自衛隊における戦闘車両用ガスタービン研究

先日、自衛隊の車両用ガスタービンエンジン研究について呟いたところ、好評でしたのでブログ記事で詳しくまとめてみたいと思います。



「戦車用ガスタービンを考えるのは、頭がどうかしている人」

1955年、日本航空工業会(現・日本航空宇宙工業会)の招きにより、マサチューセッツ工科大学(MIT)ガスタービン研究所のE.S.テイラー教授が来日し、ジェットエンジンについての講演を行いました。この時の講演内容は、「ガスタービンおよびジェットエンジン」と題されて出版され、その巻末には質疑応答も収録されており、その中にこんなやり取りがあります。

質問:戦車用ガスタービンの米国における研究状況をお話し願いたい。
解答:見込みのない話である。――中略――戦車用ガスタービンを考えるのは、          頭がどうかしている人ではないかと思う

なんともまあ、辛辣な内容ですが、MITのガスタービンの権威が「頭がどうかしている」というほど、ガスタービンの戦闘車両への適用には問題が多かったのです。

ガスタービンの歴史を紐解くと、主機として搭載されるようになったのは、まずは航空機からで、次いで船舶と実用化され、現在ではそれぞれの分野で主要な位置を占める機関になりました。 しかし、車両用ガスタービンは現在も普及しておらず、自動車はレシプロかディーゼルエンジンが主流です。

戦闘車両も同様で、ガスタービンを搭載した戦闘車両で量産にこぎつけたのは、スウェーデンのStrv.103、ソ連のT-80、アメリカのM1エイブラムスですが、 Strv.103は通常はディーゼル機関で動き、ガスタービンは緊急時の出力増強用で、T-80はガスタービンのトラブルの多さからディーゼル機関搭載型 も製造され、M1もディーゼルに換装するという話はちょくちょく出てきており、技術的課題の大きさが窺われます。

戦闘車両でガスタービンが普及していないのは、比較的小出力の陸上車両には燃費効率向上に熱交換器が必要になることや、ガスタービンは燃焼に清浄な空気が求められる事が挙げられます。特に熱交換器は、M1戦車に搭載されているAGT1500の場合、エンジン容積の35%を占め、熱交換器によって小型が特徴のガスタービンの利点を損なわれていることが分かります。
 
それでも戦闘車両へのガスタービン搭載への試みが行われているのは、本来的には小型高出力であることや、騒音・振動の少なさ、使える燃料の種類が多い(ただし、これは最近のディーゼルでもできます) などの様々な利点があるからです。



自衛隊における研究


さて、我が国における戦闘車両ガスタービンの研究開発は、防衛庁技術研究本部第4研究所(現・陸上装備研究所)にて行われてきました。
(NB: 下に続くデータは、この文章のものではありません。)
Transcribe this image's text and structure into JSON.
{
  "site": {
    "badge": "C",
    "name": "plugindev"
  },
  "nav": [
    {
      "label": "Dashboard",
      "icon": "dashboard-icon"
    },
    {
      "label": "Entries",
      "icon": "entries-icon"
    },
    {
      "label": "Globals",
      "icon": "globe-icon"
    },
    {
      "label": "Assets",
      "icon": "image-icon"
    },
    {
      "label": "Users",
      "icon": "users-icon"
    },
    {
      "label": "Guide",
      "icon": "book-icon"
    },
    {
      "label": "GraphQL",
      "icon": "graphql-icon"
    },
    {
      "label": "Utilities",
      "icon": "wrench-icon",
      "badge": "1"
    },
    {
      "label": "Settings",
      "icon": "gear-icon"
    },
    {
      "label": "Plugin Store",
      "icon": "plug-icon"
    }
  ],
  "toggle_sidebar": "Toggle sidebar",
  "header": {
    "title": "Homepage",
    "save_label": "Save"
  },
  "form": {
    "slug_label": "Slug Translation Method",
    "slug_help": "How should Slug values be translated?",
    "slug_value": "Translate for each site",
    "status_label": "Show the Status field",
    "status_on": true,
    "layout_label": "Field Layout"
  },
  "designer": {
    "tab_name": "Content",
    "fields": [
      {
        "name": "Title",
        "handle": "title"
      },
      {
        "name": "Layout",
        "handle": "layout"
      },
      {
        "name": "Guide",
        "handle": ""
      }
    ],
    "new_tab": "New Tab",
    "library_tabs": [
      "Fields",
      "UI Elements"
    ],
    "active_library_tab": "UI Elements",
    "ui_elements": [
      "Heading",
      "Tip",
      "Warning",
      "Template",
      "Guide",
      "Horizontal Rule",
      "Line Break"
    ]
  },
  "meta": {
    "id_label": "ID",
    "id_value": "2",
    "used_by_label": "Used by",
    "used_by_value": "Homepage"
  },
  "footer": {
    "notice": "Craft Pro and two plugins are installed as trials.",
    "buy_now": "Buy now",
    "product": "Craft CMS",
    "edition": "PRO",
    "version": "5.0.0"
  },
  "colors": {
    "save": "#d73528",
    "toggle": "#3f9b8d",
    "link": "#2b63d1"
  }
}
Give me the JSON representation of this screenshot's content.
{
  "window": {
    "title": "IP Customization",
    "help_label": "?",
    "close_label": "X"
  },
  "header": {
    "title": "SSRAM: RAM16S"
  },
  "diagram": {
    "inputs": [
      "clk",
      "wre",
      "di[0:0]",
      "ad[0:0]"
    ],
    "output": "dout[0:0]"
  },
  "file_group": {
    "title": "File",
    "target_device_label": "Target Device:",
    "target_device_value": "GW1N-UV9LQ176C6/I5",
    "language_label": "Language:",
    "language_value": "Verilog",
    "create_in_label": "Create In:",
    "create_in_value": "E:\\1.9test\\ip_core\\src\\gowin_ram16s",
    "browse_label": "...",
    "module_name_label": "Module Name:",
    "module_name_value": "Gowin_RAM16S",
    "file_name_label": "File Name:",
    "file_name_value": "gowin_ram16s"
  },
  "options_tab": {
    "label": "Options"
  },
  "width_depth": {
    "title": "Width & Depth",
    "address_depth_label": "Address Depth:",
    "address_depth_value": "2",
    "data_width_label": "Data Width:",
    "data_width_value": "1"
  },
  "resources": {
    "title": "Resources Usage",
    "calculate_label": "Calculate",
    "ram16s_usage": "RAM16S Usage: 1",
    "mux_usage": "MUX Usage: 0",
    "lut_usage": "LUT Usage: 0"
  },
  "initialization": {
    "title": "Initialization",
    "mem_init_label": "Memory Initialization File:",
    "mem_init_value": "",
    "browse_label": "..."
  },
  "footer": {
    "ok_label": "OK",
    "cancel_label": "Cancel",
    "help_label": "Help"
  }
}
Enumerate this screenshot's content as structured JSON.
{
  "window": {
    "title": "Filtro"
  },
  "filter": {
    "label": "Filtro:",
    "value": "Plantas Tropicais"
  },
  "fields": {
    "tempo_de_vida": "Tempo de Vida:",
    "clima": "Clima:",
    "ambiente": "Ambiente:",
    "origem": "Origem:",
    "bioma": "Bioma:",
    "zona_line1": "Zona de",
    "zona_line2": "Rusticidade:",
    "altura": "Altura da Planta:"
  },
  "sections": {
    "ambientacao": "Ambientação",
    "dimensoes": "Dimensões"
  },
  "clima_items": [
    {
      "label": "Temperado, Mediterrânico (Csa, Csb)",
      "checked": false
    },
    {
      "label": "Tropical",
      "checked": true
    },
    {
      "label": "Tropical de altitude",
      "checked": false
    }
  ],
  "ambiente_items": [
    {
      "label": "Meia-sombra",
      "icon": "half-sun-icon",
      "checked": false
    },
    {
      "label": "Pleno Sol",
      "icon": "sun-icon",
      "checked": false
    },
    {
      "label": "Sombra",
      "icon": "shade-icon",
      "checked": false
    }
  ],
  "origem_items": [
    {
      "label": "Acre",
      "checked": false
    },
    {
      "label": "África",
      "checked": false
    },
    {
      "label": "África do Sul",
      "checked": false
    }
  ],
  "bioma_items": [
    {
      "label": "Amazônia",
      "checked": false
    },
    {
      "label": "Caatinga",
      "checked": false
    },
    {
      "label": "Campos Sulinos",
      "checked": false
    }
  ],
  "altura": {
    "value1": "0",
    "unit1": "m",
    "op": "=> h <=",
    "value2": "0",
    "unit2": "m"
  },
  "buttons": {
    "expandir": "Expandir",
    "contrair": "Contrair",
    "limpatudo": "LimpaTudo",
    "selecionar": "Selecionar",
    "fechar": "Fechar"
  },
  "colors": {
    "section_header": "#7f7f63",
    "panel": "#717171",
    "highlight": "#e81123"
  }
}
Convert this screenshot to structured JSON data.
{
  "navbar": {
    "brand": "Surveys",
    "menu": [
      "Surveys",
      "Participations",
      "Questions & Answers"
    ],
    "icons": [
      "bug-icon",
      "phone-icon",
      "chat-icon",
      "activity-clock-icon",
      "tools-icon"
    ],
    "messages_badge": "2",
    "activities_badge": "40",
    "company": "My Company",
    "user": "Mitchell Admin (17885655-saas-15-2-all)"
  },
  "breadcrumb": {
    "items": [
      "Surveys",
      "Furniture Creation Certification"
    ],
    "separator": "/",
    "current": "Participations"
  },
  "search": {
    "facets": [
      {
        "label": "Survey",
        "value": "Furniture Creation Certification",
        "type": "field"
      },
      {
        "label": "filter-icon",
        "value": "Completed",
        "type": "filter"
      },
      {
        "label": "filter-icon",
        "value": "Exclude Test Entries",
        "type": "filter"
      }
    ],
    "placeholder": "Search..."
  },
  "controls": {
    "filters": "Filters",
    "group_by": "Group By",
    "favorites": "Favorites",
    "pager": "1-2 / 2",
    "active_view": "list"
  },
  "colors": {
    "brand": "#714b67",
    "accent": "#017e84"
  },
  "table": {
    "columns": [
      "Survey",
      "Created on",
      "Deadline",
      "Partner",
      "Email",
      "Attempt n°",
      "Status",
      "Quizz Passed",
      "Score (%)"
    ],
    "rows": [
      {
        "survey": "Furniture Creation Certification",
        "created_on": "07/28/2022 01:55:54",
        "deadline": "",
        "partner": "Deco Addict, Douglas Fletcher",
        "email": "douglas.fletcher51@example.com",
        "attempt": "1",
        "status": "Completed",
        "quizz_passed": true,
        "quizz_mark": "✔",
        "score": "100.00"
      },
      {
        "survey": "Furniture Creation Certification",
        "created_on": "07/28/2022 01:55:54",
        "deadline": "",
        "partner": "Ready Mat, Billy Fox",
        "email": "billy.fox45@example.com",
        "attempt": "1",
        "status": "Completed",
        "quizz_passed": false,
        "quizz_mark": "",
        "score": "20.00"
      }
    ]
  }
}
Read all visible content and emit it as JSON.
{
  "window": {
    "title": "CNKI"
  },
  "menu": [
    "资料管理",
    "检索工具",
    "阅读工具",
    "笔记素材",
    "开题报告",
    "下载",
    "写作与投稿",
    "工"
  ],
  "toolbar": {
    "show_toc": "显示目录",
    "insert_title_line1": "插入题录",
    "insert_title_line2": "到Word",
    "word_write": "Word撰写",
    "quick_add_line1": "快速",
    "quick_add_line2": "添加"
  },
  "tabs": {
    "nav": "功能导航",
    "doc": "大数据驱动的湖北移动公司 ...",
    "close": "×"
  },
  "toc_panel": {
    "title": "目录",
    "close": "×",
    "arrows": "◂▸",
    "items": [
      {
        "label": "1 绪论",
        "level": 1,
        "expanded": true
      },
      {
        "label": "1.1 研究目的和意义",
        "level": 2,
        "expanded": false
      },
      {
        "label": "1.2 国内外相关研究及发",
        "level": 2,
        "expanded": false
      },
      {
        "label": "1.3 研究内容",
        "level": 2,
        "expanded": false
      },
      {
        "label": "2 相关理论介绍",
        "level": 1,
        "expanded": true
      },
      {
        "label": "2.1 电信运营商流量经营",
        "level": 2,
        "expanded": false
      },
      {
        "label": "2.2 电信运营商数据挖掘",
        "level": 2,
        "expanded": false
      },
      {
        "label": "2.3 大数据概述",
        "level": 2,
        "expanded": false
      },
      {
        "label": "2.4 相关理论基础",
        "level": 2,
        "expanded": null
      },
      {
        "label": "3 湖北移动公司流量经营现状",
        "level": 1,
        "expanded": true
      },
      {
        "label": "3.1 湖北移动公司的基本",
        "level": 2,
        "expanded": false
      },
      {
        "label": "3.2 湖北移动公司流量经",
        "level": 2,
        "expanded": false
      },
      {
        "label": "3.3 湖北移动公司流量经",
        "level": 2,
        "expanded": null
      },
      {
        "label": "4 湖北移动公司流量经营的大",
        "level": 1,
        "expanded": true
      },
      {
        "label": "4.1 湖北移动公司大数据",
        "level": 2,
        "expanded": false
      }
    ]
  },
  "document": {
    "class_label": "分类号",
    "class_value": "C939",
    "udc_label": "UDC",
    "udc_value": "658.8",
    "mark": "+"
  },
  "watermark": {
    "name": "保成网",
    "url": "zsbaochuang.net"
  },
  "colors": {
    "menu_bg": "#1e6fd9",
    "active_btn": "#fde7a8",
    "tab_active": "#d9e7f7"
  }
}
1969年には、川崎重工業(1967年にT53のライセンス生産権を取得)の協力を受け、M4A3戦車にUH-1ヘリ用のT53型ガスタービンエンジンを搭載した研究車両が作られました。M4シャーマンは派生車両がとにかく多い戦車ですが、ガスタービンエンジン搭載車両は世界的にも珍しいかもしれません。

この研究車両による試験の結果、熱交換器の耐久性向上が課題とされました。ガスタービンに求められる清浄な空気については、エアフィルターの有効性が確認され、その後の車両用ガスタービン研究の基礎的なデータが得られました。
これらの基礎的なデータ取得の後、1973年から1997年もの長期間に渡って車両用ガスタービンの研究が行われ、その間に製作された装軌実験車(MRV)では、アクティブ・サスペンションなどの新技術の実験車両として製作されましたが、ガスタービンエンジンも搭載されて試験が行われました。


装軌実験車(MRV) 技術研究本部50年史より


このように自衛隊でも長い間研究されている車両用ガスタービンですが、まだ装備化されたものはありません。先日の「10式戦車の試作車と量産車の違い、及び装甲カバーの中身について(後編)」で少々触れましたが、10式戦車には補助動力装置(APU)として単気筒ディーゼルが搭載されております。10式の開発時、APUにマイクロガスタービンが搭載されるのではないか? という憶測もありましたが、最終的にはディーゼルエンジンに落ち着いたようです。

ですが、自衛隊で今後ガスタービン搭載車両が出てくる可能性はまだ十二分にあると考えられます。近年、研究が活発に行われている電気駆動型戦闘車両では、電力源としてガスタービンは有力な選択肢だからです。

駆動にガスタービンの軸出力を用いる場合、ガスタービンは絶えず負荷の変動に晒され効率が低下します。しかし、電気駆動の場合は、ガスタービンは負荷変動の少ない発電機と直結できれば、小型化と高効率が期待できます。

研究が開始された60年代と変わって、今は日本のガスタービン技術も高度なものとなり、T53のライセンス生産から始まった川崎重工業のガスタービン製造も、自社で産業用から航空機用まで設計できるまでになりました。自衛隊の戦闘車両にもガスタービン搭載車が出るのも、遠い未来のことではなさそうです。